Moving students away from the school and sending them home often meets the emotional security needs of some educators and parents. But doing so could actually make kids less safe.
Premature evacuations and closings can make students less-safe
When principals evacuate a school, they and their teachers lose control and supervision capabilities. Although they know where they are evacuating students from, they do not know exactly what riskier situations they may be evacuating them into when the students leave the confines of their school.
Prematurely and/or unnecessarily evacuating and closing schools may, in the minds of school administrators and staff, solve the problem that day. Doing so not only disrupts the educational process, but also puts school leaders at high-risk of facing subsequent threats if one of the threat maker’s intentions is to interrupt learning.
Best practices call for school officials to work with police and other public safety partners to assess threats on a case-by-case basis rather than having a practice of automatic evacuation and closing of school. Although this best practice was heavily reinforced after the Columbine High School attack in 1999, it has increasingly appeared that this best practice needs to be revisited and reviewed by current-day school administrators as well as some of their police and other public safety partners.
For example:
- Olmsted Township (Ohio) school officials evacuated Olmsted Falls High School for a bomb threat on October 16, 2013. A student said a school official announced a fire drill over the public address system and told students to take their belongings with them. They were evacuated to the bleachers and then to a nearby school from where they were sent home, and their school was closed for the day. Roughly two weeks later, the same school received another bomb threat and the school again sent students home early.
- On September 30, 2013, Strongsville (Ohio) school officials closed preschools, elementary schools and the high school after finding graffiti painted on the front of Strongsville High School which included the word “bomb.”
- Students were dismissed early from Padua Franciscan High School in Parma (Ohio) on October 1, 2013, after graffiti written in a girl’s restroom said the school would be blown up and referenced a future date.
- Officials at Holy Name High School, a Catholic school in Parma Heights (Ohio), evacuated students for about two hours after a bomb threat note was found written on a bathroom wall on October 17, 2013.
- In November of 2011, emailed bomb threats directed at Orange High School in Pepper Pike (Ohio) resulted in school officials choosing to shut down the schools for three days.
Incidents similar to these have occurred in recent years in schools across the nation. They often result in increased anxiety within the school and with parents, as well as parents challenging school officials on what they perceived to be delayed and/or inadequate communications on the incidents
A number of school principals are also pulling fire alarms and/or announcing fire drills as the method to evacuate their schools during bomb scares. We have had a number of fire chiefs over the years cringe as such plans were never shared with them. Most importantly, when they received a fire signal from a school they believed it was for a fire, not a bomb threat evacuation.

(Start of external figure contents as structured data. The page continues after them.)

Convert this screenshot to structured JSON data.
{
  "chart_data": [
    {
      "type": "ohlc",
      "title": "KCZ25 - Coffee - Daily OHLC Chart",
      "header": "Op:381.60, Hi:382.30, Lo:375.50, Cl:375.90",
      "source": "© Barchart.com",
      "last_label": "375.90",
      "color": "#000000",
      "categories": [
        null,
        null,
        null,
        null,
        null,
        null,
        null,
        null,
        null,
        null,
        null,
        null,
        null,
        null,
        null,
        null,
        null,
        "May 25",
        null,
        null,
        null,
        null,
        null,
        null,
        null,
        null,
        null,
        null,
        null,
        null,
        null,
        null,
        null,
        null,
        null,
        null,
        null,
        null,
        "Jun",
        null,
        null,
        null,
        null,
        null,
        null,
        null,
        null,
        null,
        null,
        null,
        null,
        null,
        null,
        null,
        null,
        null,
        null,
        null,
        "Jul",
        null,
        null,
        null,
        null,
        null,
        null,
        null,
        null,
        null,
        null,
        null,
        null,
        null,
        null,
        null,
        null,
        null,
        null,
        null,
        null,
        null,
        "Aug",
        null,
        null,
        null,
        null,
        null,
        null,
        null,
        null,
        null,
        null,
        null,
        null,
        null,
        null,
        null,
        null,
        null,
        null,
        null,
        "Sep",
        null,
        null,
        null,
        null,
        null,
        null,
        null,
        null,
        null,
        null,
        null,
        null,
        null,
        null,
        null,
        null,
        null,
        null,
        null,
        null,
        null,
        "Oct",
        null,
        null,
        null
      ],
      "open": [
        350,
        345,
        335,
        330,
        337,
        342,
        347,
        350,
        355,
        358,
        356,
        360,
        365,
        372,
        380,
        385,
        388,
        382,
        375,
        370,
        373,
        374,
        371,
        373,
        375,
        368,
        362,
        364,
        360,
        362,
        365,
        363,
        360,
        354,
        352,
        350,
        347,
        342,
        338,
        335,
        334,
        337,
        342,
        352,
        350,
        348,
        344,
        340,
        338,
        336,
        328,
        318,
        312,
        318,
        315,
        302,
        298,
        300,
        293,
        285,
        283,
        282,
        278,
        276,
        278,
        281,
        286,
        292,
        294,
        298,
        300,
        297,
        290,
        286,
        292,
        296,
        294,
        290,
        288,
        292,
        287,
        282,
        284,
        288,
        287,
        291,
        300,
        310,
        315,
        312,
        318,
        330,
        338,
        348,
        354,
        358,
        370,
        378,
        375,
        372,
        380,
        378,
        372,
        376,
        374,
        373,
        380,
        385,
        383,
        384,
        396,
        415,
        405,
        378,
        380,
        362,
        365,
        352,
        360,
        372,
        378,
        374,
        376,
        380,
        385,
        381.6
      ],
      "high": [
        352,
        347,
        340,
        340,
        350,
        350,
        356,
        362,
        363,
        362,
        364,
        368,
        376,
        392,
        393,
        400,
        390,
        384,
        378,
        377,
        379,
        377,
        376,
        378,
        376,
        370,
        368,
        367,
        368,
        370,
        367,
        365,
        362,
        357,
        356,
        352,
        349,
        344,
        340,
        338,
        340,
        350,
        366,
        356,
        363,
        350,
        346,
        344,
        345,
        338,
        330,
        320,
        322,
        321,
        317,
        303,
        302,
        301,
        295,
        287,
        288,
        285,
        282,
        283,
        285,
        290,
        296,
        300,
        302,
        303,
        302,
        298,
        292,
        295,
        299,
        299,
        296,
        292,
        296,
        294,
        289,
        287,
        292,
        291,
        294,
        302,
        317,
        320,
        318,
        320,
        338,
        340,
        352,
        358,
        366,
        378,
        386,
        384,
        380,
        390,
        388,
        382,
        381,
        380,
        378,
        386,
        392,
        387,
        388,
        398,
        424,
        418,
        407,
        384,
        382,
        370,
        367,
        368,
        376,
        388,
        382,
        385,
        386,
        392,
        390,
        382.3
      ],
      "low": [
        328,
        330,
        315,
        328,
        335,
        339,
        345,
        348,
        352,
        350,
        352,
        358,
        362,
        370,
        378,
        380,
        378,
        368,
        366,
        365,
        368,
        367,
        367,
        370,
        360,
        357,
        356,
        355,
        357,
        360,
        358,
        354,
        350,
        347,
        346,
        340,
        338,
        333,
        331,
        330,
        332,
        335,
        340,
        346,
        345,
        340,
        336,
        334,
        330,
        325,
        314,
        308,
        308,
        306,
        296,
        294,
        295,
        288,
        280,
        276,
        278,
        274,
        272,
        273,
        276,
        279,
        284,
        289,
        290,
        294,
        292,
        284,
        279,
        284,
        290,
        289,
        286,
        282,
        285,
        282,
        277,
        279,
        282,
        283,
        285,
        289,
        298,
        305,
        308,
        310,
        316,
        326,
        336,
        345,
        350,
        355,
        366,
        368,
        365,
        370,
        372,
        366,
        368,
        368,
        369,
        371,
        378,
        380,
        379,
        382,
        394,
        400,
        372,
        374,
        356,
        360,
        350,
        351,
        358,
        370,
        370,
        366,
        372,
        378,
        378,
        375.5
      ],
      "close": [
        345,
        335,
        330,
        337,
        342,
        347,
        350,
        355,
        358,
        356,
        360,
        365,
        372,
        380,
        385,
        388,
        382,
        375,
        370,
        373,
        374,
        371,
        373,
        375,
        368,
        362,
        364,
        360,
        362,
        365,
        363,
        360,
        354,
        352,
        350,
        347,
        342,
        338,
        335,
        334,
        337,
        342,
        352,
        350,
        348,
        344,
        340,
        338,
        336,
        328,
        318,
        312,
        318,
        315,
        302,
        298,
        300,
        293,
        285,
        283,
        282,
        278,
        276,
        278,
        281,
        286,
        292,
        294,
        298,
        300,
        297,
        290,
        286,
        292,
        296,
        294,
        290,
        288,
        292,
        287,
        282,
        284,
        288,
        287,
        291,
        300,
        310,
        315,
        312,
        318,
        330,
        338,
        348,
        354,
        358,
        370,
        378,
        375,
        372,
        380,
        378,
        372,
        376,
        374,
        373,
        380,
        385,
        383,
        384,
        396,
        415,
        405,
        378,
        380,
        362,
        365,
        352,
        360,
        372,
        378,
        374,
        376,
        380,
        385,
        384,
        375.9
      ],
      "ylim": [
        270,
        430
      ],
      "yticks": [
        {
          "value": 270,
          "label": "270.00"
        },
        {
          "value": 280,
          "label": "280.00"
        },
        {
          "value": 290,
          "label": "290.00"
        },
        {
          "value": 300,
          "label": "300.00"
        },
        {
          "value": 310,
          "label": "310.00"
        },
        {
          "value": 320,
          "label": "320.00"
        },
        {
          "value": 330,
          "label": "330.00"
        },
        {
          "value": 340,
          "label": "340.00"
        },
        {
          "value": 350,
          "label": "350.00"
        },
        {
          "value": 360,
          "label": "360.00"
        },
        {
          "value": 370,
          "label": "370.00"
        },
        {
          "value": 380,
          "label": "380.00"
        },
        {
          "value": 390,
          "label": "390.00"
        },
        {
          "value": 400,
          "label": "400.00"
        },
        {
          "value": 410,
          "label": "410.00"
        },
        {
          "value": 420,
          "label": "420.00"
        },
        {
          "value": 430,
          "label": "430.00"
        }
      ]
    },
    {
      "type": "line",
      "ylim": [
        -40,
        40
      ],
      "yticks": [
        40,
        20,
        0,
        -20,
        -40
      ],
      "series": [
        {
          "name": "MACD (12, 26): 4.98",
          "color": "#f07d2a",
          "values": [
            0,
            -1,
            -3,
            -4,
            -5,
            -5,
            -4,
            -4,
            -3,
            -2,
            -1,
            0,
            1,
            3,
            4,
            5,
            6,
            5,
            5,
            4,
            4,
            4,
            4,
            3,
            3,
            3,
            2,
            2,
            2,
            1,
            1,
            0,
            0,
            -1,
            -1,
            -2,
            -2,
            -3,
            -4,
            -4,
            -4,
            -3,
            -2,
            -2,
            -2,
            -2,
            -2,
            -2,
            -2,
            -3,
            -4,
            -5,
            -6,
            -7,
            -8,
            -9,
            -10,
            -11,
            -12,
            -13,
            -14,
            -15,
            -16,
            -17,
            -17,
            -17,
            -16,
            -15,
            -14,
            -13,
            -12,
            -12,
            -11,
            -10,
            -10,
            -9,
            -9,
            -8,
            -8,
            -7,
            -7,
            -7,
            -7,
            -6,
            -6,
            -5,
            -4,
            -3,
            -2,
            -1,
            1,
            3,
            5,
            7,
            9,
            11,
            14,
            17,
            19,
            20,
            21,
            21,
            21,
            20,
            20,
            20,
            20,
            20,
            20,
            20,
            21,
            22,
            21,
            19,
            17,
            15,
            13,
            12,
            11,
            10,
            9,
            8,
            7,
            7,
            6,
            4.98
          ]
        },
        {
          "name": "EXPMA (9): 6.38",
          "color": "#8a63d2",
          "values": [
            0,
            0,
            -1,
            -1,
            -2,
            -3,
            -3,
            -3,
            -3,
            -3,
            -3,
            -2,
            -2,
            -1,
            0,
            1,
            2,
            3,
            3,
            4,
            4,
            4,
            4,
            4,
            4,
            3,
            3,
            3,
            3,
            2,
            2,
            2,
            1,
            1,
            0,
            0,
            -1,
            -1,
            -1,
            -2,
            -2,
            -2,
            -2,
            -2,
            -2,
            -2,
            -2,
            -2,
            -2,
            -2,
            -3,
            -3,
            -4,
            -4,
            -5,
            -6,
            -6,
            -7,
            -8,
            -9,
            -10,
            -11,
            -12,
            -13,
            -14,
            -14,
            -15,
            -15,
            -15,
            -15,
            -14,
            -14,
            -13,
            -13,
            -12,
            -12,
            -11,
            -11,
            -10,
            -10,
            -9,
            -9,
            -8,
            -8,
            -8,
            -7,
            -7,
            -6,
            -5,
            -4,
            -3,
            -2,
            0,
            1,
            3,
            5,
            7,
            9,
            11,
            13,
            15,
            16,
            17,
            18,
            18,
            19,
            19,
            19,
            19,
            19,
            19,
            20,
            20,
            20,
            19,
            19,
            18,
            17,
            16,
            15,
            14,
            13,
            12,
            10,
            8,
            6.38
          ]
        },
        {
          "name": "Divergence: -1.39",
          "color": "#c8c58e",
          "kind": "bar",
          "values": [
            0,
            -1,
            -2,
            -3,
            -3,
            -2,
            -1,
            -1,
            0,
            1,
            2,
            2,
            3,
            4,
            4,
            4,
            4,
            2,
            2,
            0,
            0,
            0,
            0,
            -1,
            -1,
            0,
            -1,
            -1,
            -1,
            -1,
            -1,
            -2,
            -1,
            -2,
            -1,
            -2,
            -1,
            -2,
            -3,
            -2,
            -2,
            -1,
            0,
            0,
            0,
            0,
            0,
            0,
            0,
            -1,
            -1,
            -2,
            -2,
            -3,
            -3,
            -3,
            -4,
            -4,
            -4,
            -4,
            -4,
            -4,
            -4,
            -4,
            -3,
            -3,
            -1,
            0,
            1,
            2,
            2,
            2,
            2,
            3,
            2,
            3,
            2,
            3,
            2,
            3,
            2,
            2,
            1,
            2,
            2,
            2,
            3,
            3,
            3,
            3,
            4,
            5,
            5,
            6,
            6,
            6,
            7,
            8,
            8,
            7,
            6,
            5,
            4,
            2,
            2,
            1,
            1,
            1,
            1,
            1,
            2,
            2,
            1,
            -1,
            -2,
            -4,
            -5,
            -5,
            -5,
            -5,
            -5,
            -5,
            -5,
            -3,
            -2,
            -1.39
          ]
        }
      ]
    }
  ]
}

Best practices and established protocols provide cognitive, not emotional, responses
School administrators, school crisis teams and their first responders should work together to develop threat assessment protocols for evaluating bomb threats. They should certainly respond as warranted when there is an obvious or imminent safety threat. But they also should avoid premature evacuations, avoid evacuating using signals that could create confusion (such as pulling the fire alarm for a bomb threat evacuation), and develop crisis communications and social media strategy and plans for more effectively communicating with students, staff, parents and the community.
I recently interviewed with our local CBS news affiliate to bring some attention to best practices with the hope that school and police officials in our area would pause and reassess their recent trend towards quickly evacuating and closing schools. Best practices are also discussed in-depth on our web site page on school bomb threats, which also has links to documents and a free CD packet resources on the topic.
Nine out of 10 school bomb threats may turn out to be unfounded. But no principal wants to be number 10. Following best practices and having guidelines in place prior to an actual incident will help school leaders and their first responders respond cognitively, not emotionally, if they do receive bomb threats to their schools.